Check broker FCA authorisation on the FCA register (register.fca.org.uk) before engaging. Confirm what fees apply, when they’re charged, and whether they’re refundable if the loan doesn’t complete. Ask how many lenders they have on panel and how many second charge cases they submit per month. A broker doing 30+ cases a month has better lender relationships than one doing 3. Consumer Duty requires brokers to demonstrate fair value — ask them to explain their fee structure in plain terms.
Step 3: Soft search and Decision in Principle
Your broker will conduct a fact-find covering income, expenditure, credit history, loan purpose and loan amount required. This information, combined with a soft credit search with one or more credit reference agencies (Experian, Equifax, TransUnion), allows the broker to identify lenders likely to approve your case and what rate tier applies.
A soft search does not leave a footprint visible to other lenders and does not affect your credit score. This is important because hard searches (the type recorded when you actually apply) can accumulate and compound decline risk — 3+ hard searches in 6 months can lead other specialist lenders to decline or downgrade your tier automatically. Always insist your broker uses soft searches for initial placement before any formal application.

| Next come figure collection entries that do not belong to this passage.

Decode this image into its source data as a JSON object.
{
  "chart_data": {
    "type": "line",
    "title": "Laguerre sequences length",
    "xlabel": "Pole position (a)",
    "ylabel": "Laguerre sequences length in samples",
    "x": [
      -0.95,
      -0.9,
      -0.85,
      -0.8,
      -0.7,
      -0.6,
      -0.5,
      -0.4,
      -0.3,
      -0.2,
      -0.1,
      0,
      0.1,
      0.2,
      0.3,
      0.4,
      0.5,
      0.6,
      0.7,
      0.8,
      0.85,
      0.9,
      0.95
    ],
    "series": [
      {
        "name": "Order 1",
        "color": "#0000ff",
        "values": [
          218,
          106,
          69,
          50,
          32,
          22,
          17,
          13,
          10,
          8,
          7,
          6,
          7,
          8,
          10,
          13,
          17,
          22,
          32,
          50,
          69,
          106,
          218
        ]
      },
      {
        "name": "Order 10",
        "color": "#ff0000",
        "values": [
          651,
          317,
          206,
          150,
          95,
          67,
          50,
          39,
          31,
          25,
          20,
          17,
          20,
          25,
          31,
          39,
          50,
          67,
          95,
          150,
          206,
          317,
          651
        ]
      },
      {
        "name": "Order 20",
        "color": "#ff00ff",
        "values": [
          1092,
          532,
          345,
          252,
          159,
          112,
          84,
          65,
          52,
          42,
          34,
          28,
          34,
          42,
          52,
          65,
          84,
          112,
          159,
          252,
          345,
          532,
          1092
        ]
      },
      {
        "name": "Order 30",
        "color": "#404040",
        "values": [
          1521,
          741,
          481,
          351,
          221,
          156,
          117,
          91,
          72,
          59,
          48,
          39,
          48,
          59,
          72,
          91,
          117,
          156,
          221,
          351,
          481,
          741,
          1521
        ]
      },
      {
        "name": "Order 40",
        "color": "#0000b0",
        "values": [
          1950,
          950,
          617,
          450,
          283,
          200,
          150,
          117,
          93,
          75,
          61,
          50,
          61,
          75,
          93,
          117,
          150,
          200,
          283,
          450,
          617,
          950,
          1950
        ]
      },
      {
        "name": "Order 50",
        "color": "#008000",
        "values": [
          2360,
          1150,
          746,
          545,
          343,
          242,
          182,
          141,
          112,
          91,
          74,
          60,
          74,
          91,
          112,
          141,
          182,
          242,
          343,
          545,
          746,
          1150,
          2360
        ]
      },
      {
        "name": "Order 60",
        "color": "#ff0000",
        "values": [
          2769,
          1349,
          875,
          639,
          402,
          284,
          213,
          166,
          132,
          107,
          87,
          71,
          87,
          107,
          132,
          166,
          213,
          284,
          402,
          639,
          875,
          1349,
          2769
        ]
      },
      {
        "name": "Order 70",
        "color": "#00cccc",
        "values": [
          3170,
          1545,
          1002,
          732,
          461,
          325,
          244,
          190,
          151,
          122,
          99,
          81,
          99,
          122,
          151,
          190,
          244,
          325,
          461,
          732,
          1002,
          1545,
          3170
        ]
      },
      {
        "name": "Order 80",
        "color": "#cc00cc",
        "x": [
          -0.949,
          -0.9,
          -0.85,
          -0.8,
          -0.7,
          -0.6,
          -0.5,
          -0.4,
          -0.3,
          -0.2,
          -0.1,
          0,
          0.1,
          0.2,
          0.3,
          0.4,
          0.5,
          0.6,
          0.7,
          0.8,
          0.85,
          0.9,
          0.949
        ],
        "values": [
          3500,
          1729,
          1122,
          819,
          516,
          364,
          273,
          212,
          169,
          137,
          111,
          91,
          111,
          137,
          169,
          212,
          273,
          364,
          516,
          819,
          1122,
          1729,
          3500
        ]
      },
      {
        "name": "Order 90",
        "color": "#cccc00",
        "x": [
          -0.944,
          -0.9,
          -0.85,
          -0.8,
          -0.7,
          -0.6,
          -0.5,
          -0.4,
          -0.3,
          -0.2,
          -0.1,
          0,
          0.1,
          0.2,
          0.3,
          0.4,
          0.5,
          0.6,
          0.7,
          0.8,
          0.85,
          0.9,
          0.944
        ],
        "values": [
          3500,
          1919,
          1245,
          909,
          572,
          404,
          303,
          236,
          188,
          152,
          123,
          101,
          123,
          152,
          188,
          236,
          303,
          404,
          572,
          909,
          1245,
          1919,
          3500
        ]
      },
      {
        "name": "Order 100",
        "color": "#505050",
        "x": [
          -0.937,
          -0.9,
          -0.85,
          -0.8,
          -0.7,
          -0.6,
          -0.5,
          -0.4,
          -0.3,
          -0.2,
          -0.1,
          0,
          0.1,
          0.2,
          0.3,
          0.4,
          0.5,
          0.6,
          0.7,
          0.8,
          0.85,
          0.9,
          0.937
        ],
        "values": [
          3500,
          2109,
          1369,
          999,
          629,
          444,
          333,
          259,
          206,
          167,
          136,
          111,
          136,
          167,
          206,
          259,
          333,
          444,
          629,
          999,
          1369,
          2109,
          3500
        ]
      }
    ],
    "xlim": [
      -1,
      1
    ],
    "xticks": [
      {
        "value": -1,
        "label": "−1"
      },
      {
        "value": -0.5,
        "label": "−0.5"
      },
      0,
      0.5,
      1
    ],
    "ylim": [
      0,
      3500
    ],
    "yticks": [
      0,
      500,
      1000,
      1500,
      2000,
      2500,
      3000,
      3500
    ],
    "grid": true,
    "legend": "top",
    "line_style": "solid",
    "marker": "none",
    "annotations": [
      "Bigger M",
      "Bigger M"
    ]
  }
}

Based on the soft search, the broker will issue a Decision in Principle (DIP) from one or more lenders. The DIP indicates: lender name, estimated rate, estimated loan size, estimated term, estimated monthly payment and any specific conditions that need to be addressed before formal application. DIPs are not binding but indicate a realistic expectation of approval. Typical turnaround: 24 to 48 hours from fact-find completion.
Step 4: Full application and document submission
Once you accept a DIP, the broker submits a full application. This triggers a hard credit search with the chosen lender (Pepper, Together, Shawbrook, Precise, etc.) and requires a full document pack. The table below lists typical required documents — specific lenders may request additional items.
| Document type | Employed applicant | Self-employed |
|---|---|---|
| Photographic ID | Passport or driving licence | Passport or driving licence |
| Proof of address | Utility bill or council tax (3 months) | Utility bill or council tax (3 months) |
| Income evidence | Last 3 payslips | Last 2 years SA302 + tax year overview |
| Bank statements | 3 months, all accounts | 3 months, all accounts + 3 months business |
| Mortgage statement | Latest, within 12 months | Latest, within 12 months |
| Company accounts | Not applicable | 2 years certified accounts |
| Creditor list (for consolidation) | Ref numbers + balances | Ref numbers + balances |
Delays at this stage are almost always document-related. Common issues: payslips more than 3 months old, bank statements missing the latest month, utility bills in a spouse’s name only, SA302s missing one of the required 2 years. Respond quickly to broker requests for additional documents — a 24-hour response time can save a week in underwriting queues.